The Qualcomm Tricorder X Prize, which launched in Las Vegas at the Consumer Electronics Show, aims to bring the technology of the 23rd century into the 21st. While X Prize Foundation Peter Diamandis does not believe that creating the tricorder will be simple – or even necessarily feasible – with today’s tech, he thinks a big, challenging idea is the best way to revolutionize the healthcare industry. “It’s not a single point solution,” he explains. “The tricorder that was used by Spock and Bones inspires a vision of what healthcare will be like in the future. It will be wireless, mobile and minimally- or non-invasive. It may use digital imaging, it may be sequencing your DNA on the spot to tell you if you are allergic to something you just ate.”
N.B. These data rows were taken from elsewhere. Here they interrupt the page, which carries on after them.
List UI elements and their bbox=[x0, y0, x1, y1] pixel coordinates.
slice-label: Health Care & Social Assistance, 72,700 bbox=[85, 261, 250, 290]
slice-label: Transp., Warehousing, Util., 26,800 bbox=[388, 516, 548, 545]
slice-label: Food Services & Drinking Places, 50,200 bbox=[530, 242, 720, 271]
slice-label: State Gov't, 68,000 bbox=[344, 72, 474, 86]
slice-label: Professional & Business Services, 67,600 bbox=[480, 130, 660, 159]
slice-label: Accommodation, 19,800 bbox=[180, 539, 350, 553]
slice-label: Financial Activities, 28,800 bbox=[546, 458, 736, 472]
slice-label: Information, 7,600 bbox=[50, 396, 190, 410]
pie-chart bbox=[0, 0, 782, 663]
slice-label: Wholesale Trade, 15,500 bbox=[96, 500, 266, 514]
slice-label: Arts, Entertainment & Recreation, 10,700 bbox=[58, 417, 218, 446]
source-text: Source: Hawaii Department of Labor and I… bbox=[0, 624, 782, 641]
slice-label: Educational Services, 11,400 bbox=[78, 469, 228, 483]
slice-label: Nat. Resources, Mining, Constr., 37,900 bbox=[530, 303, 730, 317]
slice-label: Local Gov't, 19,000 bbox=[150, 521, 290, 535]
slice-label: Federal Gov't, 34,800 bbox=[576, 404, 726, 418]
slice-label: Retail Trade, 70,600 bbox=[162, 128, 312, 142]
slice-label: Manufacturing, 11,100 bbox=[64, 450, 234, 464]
While much of the technology necessary for a tricorder already exists, making it handheld is much easier said than done (the contest specifies that the tricorder must weigh five pounds or less). Jeremy Nicholson, the head of the department of surgery and cancer at Imperial College London, highlights some of the difficulties. He points out that extant devices that assess patients’ internal chemistry, metabolism, and illnesses are the size of small cars, and not easily transportable. Even so, he acknowledges that such a project can be “good fun,” and may get people thinking about the big picture of advancing healthcare technology.

While a modern-day tricorder is far-fetched, the X Prize Foundation has achieved remarkable results in the past. In 2004, it awarded $10 million for SpaceShipOne, the first privately developed manned spaceflight. Between spaceships and tricorders, the X Prize Foundation may end up singlehandedly bringing about a 23rd century where Star Trek is a reality. I wish all the inventors out there good luck, but I’m going to sit this one out. Why? Damn it, Jim, I’m a doctor, not an engineer!